A demora no processo de obtenção do licenciamento ambiental para produção de peixes foi um dos temas abordados durante o 14° Seminário Estadual de Aquicultura, que ocorreu ontem pela manhã na 55° ExpoLondrina. Essa lentidão e burocracia no processo dificulta a atividade, segundo produtores. O evento contou com a participação de inúmeras autoridades, entre elas o ministro da Pesca e Aquicultura, Helder Barbalho, que diante das dificuldades dos produtores paranaenses em obter o documento, iria se reunir ainda ontem com o governador Beto Richa para discutir questões que envolvem o processo.
Barbalho explica que cabe aos estados liberarem o licenciamento ambiental aos produtores. Contudo, o ministro reforçou que a pasta está empenhada em ajudar não só o Paraná, mas outros estados produtores a simplificarem o processo. "Alguns trâmites do processo cabem ao governo federal. Queremos integrar o ministério da pesca aos estados", salienta Barbalho.

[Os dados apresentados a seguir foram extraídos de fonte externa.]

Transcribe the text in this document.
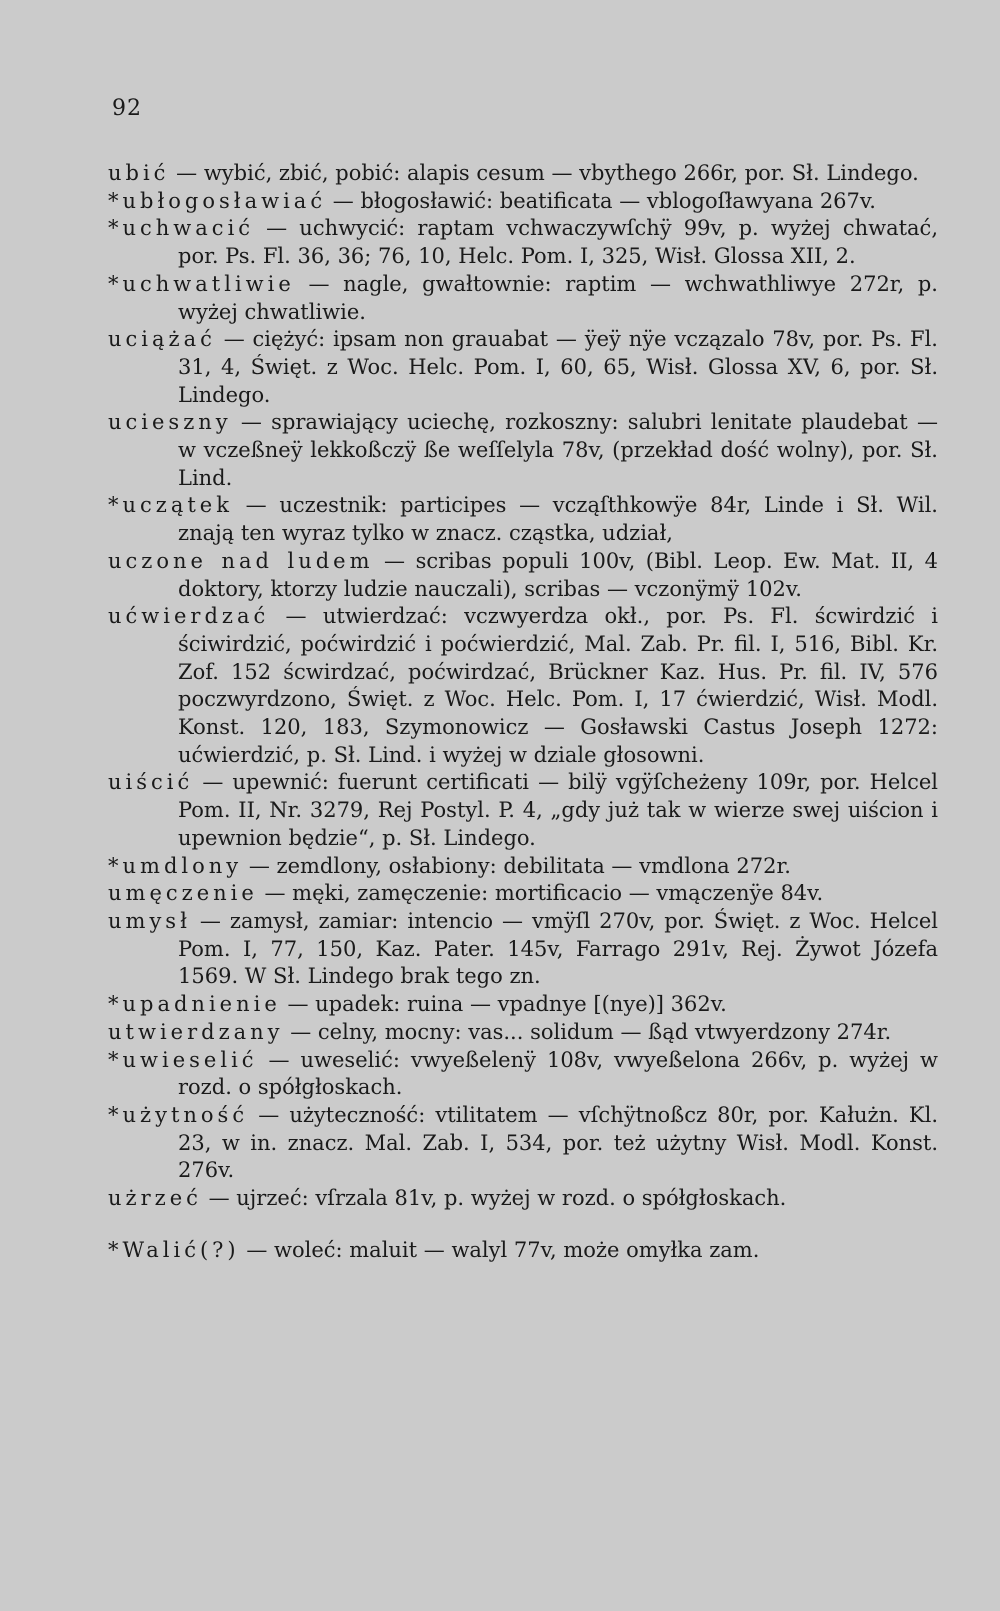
92

ubić — wybić, zbić, pobić: alapis cesum — vbythego 266r, por. Sł. Lindego.

*ubłogosławiać — błogosławić: beatificata — vblogoſławyana 267v.

*uchwacić — uchwycić: raptam vchwaczywſchÿ 99v, p. wyżej chwatać, por. Ps. Fl. 36, 36; 76, 10, Helc. Pom. I, 325, Wisł. Glossa XII, 2.

*uchwatliwie — nagle, gwałtownie: raptim — wchwathliwye 272r, p. wyżej chwatliwie.

uciążać — ciężyć: ipsam non grauabat — ÿeÿ nÿe vczązalo 78v, por. Ps. Fl. 31, 4, Święt. z Woc. Helc. Pom. I, 60, 65, Wisł. Glossa XV, 6, por. Sł. Lindego.

ucieszny — sprawiający uciechę, rozkoszny: salubri lenitate plaudebat — w vczeßneÿ lekkoßczÿ ße weſſelyla 78v, (przekład dość wolny), por. Sł. Lind.

*uczątek — uczestnik: participes — vcząſthkowÿe 84r, Linde i Sł. Wil. znają ten wyraz tylko w znacz. cząstka, udział,

uczone nad ludem — scribas populi 100v, (Bibl. Leop. Ew. Mat. II, 4 doktory, ktorzy ludzie nauczali), scribas — vczonÿmÿ 102v.

ućwierdzać — utwierdzać: vczwyerdza okł., por. Ps. Fl. ścwirdzić i ściwirdzić, poćwirdzić i poćwierdzić, Mal. Zab. Pr. fil. I, 516, Bibl. Kr. Zof. 152 ścwirdzać, poćwirdzać, Brückner Kaz. Hus. Pr. fil. IV, 576 poczwyrdzono, Święt. z Woc. Helc. Pom. I, 17 ćwierdzić, Wisł. Modl. Konst. 120, 183, Szymonowicz — Gosławski Castus Joseph 1272: ućwierdzić, p. Sł. Lind. i wyżej w dziale głosowni.

uiścić — upewnić: fuerunt certificati — bilÿ vgÿſcheżeny 109r, por. Helcel Pom. II, Nr. 3279, Rej Postyl. P. 4, „gdy już tak w wierze swej uiścion i upewnion będzie“, p. Sł. Lindego.

*umdlony — zemdlony, osłabiony: debilitata — vmdlona 272r.

umęczenie — męki, zamęczenie: mortificacio — vmączenÿe 84v.

umysł — zamysł, zamiar: intencio — vmÿſl 270v, por. Święt. z Woc. Helcel Pom. I, 77, 150, Kaz. Pater. 145v, Farrago 291v, Rej. Żywot Józefa 1569. W Sł. Lindego brak tego zn.

*upadnienie — upadek: ruina — vpadnye [(nye)] 362v.

utwierdzany — celny, mocny: vas... solidum — ßąd vtwyerdzony 274r.

*uwieselić — uweselić: vwyeßelenÿ 108v, vwyeßelona 266v, p. wyżej w rozd. o spółgłoskach.

*użytność — użyteczność: vtilitatem — vſchÿtnoßcz 80r, por. Kałużn. Kl. 23, w in. znacz. Mal. Zab. I, 534, por. też użytny Wisł. Modl. Konst. 276v.

użrzeć — ujrzeć: vſrzala 81v, p. wyżej w rozd. o spółgłoskach.

*Walić(?) — woleć: maluit — walyl 77v, może omyłka zam.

Oferecer mais assistência técnica é uma das saídas para que os piscicultores não tenham problemas na hora de fazer o licenciamento ambiental da atividade, uma vez que o técnico pode ajudá-los a adequar o sistema produtivo na propriedade. Porém, o Paraná não tem técnicos suficientes para prestar esse apoio, alertou o secretário de Estado da Agricultura e do Abastecimento (Seab), Norberto Ortigara, que também esteve presente no Seminário.
"O Paraná está, pouco a pouco, descentralizando o poder do Estado para os municípios darem a liberação da licença ambiental". Contudo, ele completou que o município precisa estar preparado para fazer esse tipo de ação. Ele dá como exemplo Curitiba, que possui a autonomia de liberar a licença. No encerramento do seminário, Ortigara anunciou a contratação de cinco engenheiros de pesca já nos próximos dois meses. "Isso é para ajudar o produtor paranaense a se tornar mais profissional".
Para ampliar o leque do segmento, o ministro da Pesca afirmou que o uso de águas da União pode elevar o potencial produtivo da atividade no Estado, a exemplo do projeto de criação de tilápias no Lago da Usina de Itaipu, que acabou de receber autorização ambiental (ver box).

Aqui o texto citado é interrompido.